There is greater danger in these UN's attempts to institute a world-wide government in the name of helping the poor by taking over national responsibilities piece by piece, the way the Federal government in US has been taking over responsibilities of states and  individuals. The attempts by unelected UN officials towards unrestricted  centralization of power is downright un-American. The United States is a Federal Republic, with restricted, enumerated powers of the Fed. This separation of powers was a brilliant insight of our Founding Fathers to guarantee the rights of individuals, not the government. Without such limitations, the Constitution would not have been adopted by the original 13 states.

The global, unelected nature of UN is the perfect vehicle for another political system - socialism. Marx's theory was internationalist to the core. Russia, which adopted his ideology had to experience a long series of painful disappointments, before switching to "socialism in one, separate country". That only happened in 1943, during the difficult days of WWII as a concession to the Allies, when Stalin closed down the Comintern in the Soviet Union.

Proletarians of the world didn't unite and the bottom up approach for the spread of socialism, envisioned by Marx, had failed. Until now the top-down approach was not feasible, however, it has a greater chance of success. The World Economic Forum at Davos, Switzerland entitled "The Great Transformation" was about moving away from capitalism: "...Capitalism saved China, it is sometimes said; it's now up to China to save capitalism, for there is depressingly little sign of Western nations standing up for it," wrote Jeremy Warner from Davos for the Telegraph.

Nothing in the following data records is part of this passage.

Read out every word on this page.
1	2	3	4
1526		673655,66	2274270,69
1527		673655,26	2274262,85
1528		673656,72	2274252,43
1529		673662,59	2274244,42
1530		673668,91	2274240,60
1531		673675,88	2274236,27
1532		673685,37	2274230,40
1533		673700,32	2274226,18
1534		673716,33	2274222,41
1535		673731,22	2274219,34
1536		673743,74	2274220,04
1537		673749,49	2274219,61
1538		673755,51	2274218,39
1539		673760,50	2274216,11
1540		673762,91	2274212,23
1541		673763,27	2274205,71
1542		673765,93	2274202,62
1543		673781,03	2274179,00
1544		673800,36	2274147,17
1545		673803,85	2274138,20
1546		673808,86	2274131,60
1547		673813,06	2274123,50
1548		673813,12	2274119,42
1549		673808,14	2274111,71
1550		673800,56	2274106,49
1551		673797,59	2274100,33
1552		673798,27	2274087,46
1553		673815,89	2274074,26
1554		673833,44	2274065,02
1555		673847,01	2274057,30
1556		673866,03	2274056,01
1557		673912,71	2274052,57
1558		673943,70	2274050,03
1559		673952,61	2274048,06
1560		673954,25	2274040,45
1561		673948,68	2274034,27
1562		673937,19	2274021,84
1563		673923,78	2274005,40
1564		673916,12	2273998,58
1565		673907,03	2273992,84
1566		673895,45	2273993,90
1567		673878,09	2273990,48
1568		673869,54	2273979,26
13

One of the aspects favoring the top down approach to world-wide socialism is that it is more incremental and insidious that bottom-up revolutions. "UN wants a world tax to help the poor" has the veneer of good intentions. Still, no supra-governmental organization should be ever allowed even to attempt such an undertaking, because it would inevitably empower the Leviathan at the expense of individuals. In addition who in their right mind would trust trust the UN to run a chicken farm, much less take over caring for the poor, and other functions for the world? The UN spent two thirds of the Haiti relief fund on salary, perks and upkeep of its own personnel, not residents of the devastated island. Cases of UN's corruption, its list of failures to protect basic human rights or to guarantee agreements in has sponsored, is immense. How many problems has UN actually solved?


One can only hope that given the current economic difficulties in EU, this idea is a non-starter for financial reasons. The fact that it is politically viable in the Western nations is an indication of total philosophical confusion - the core of the West is rotten - and is a portent of bad things to come.